Tocan a la puerta. Me asusto y trato de salir de delante del ordenador holográfico y caigo de bruces contra una superficie que suena como el cristal. La palpo por encima de una tela que la oculta. Intento ponerme en pie, apoyándome en la tela y termino por caerme de nuevo. Sin proponérmelo he destapado algo grande. Algo que me rebasa.

Solo escucho el sonido del microprocesador y mi respiración. Sigo analizando lo que está delante de mí, un poco atemorizado.

En un recipiente de cristal gigante veo mi cuerpo, sin vida. Estoy pálido, flotando en el éter, con el pómulo roto y los ojos cerrados. Mi frente está trepanada por dos lugares diferentes. Es mi cadáver.

Enciendo la luz de la habitación y escucho un pitido que viene de mi pierna derecha. Me quito el pantalón y veo una luminiscencia parpadeante.

Batería Baja. Proceda a la recarga.

En calzones, salgo de la habitación. Comienzo a sentir mucho sueño. Bajo las escaleras y encuentro a mi madre hablando con dos policías, acompañados de un dron.

—Gaddier, hijo, vete arriba —me dice nerviosa.

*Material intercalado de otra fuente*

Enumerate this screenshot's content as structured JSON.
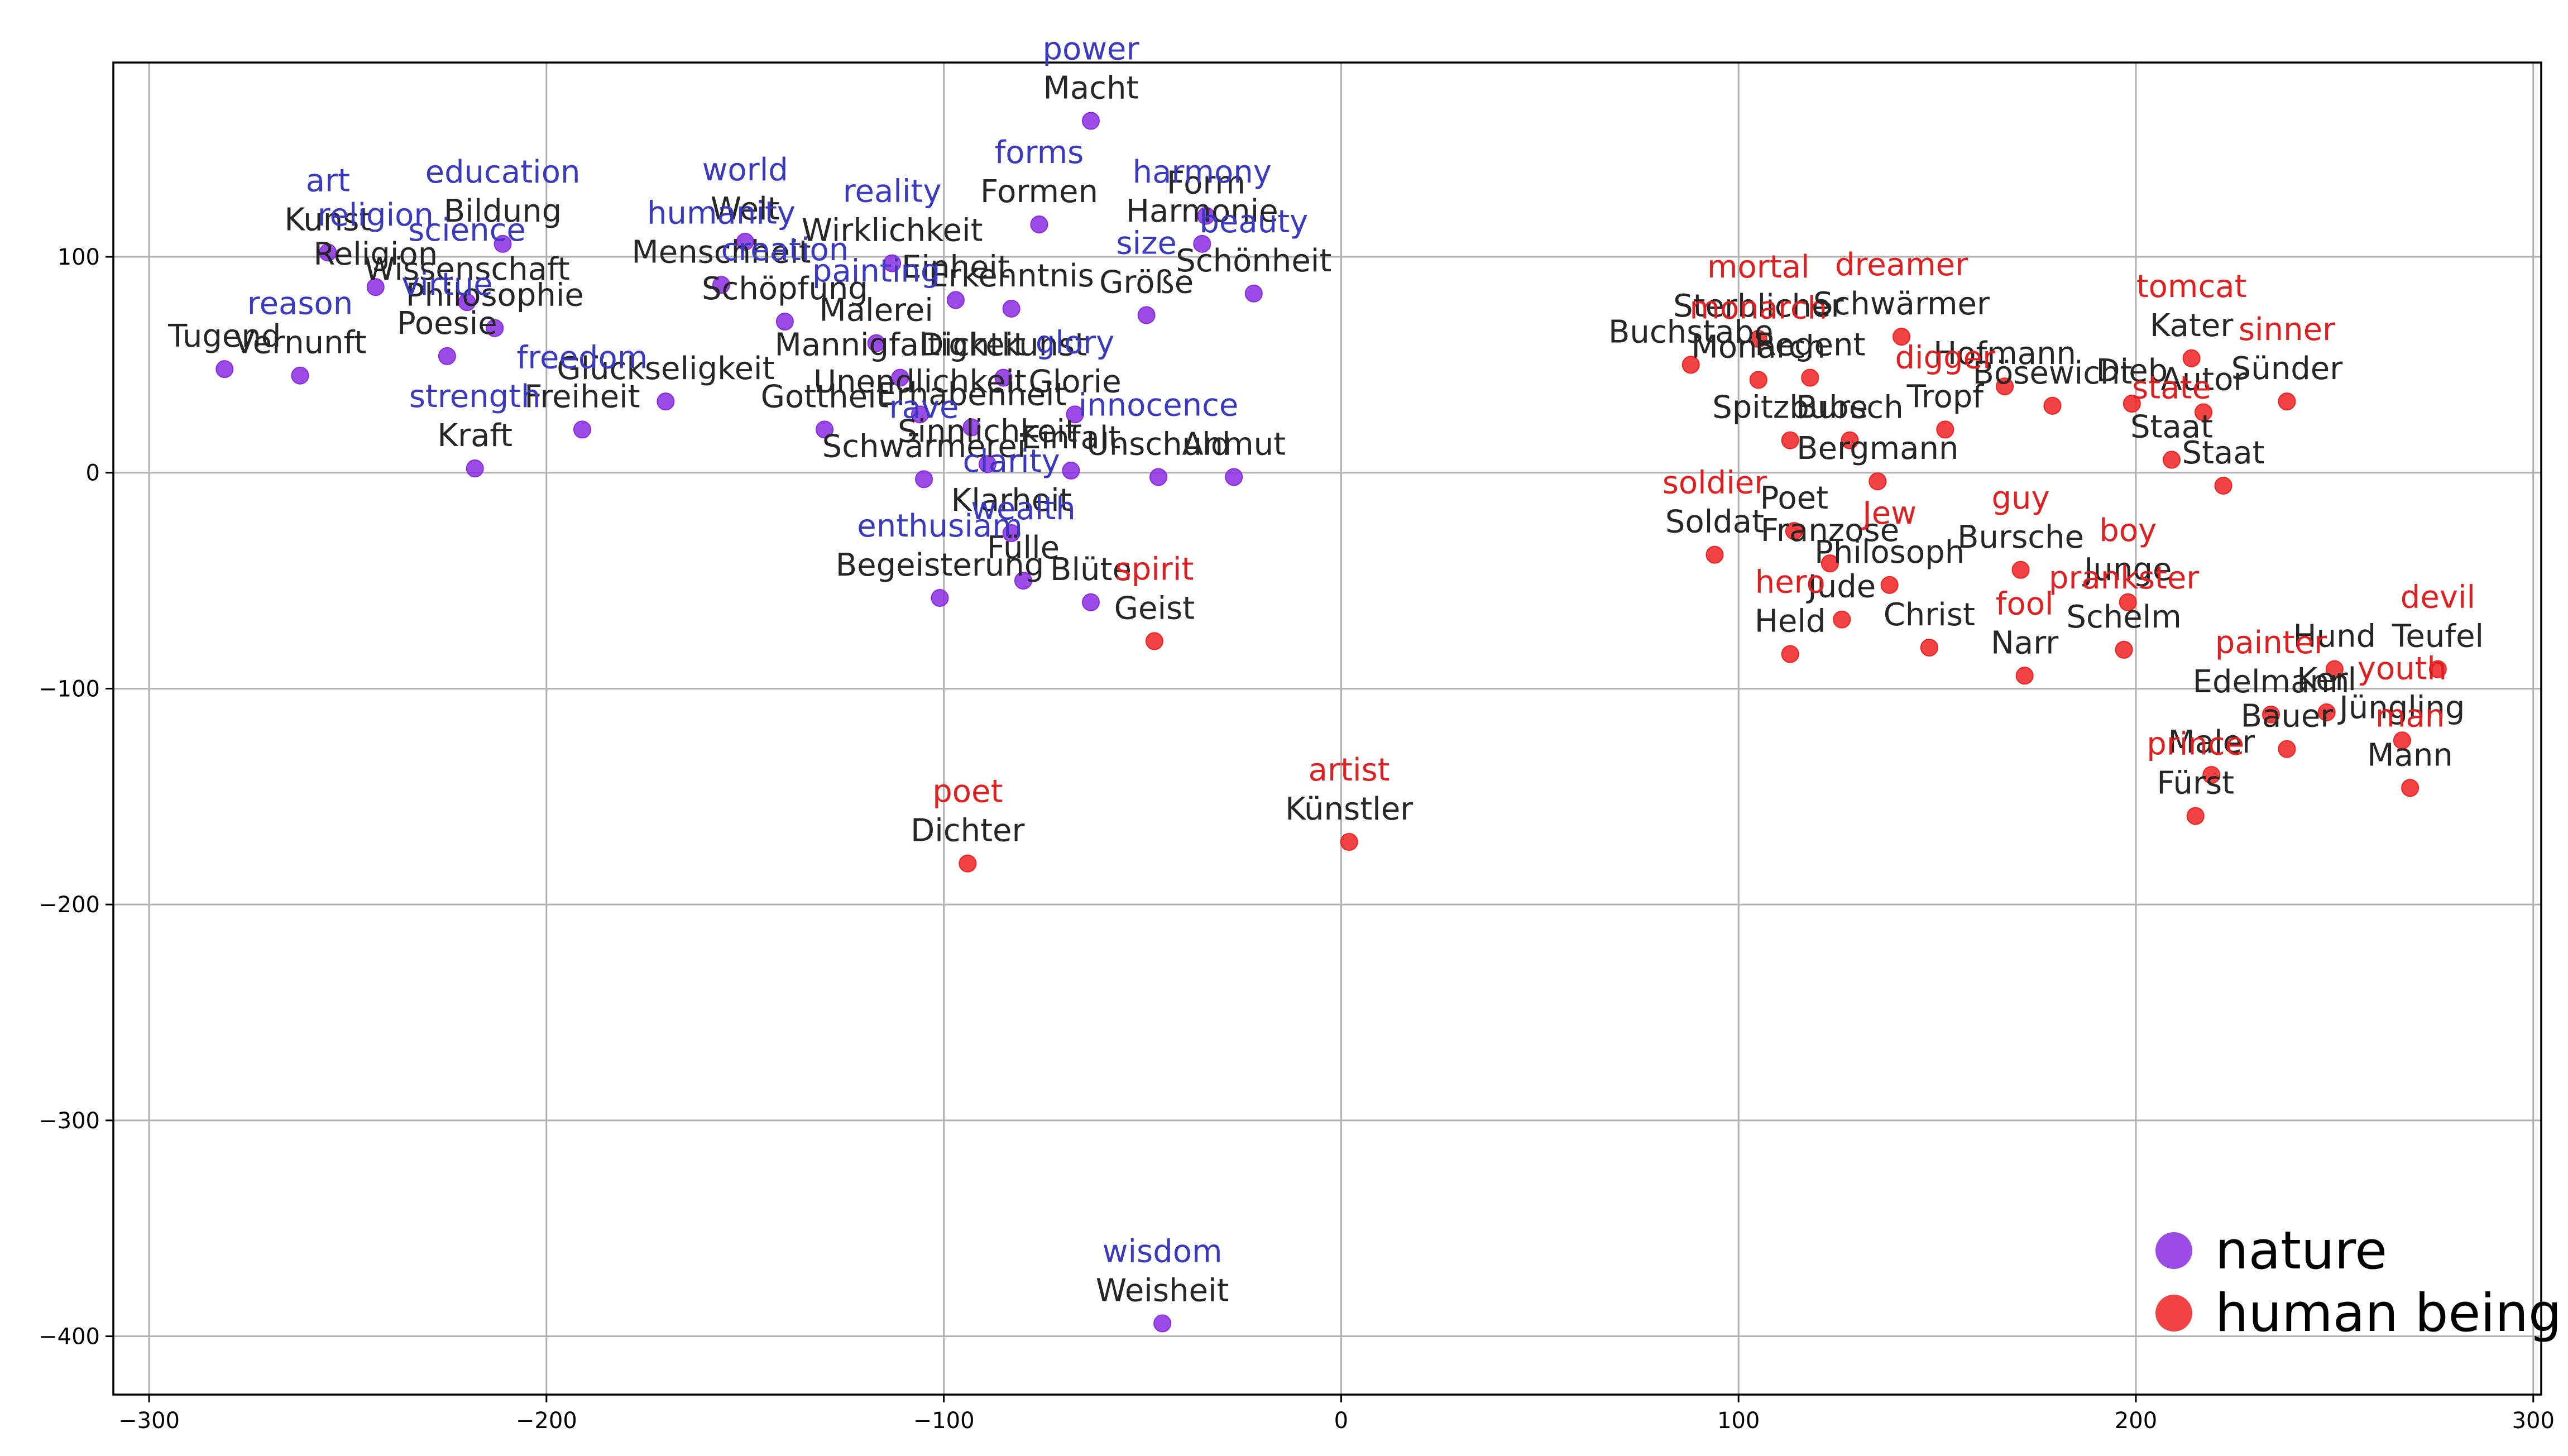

—Dime qué está sucediendo.

—Vete arriba te dije.

Entonces una lucecita se posa en el centro de mi pecho. Viene de la muñeca de uno de los agentes. En microsegundos mi madre lo golpea y sale un disparo que me da de lleno en el brazo derecho, dejando un reguero de cables y conexiones de fibra óptica al descubierto. El otro policía neutraliza a mi madre y la somete contra el suelo. El dron me está apuntando. Mi madre grita, llena de dolor, y puedo escuchar cómo se quiebra uno de sus huesos.

—Detente, por favor.

Estoy rogando. Entiendo poco, pero necesito detener toda esa situación tan extraña. Unos faros iluminan la ventana a mi derecha y supongo que es mi padre, que ha regresado.

–Estás arrestado –me dice el guardián que golpeó mi madre–. Serás llevado a desactivar.

–¿Desactivar?

Mi madre sigue llorando en el suelo y yo inmóvil, sin atinar a nada.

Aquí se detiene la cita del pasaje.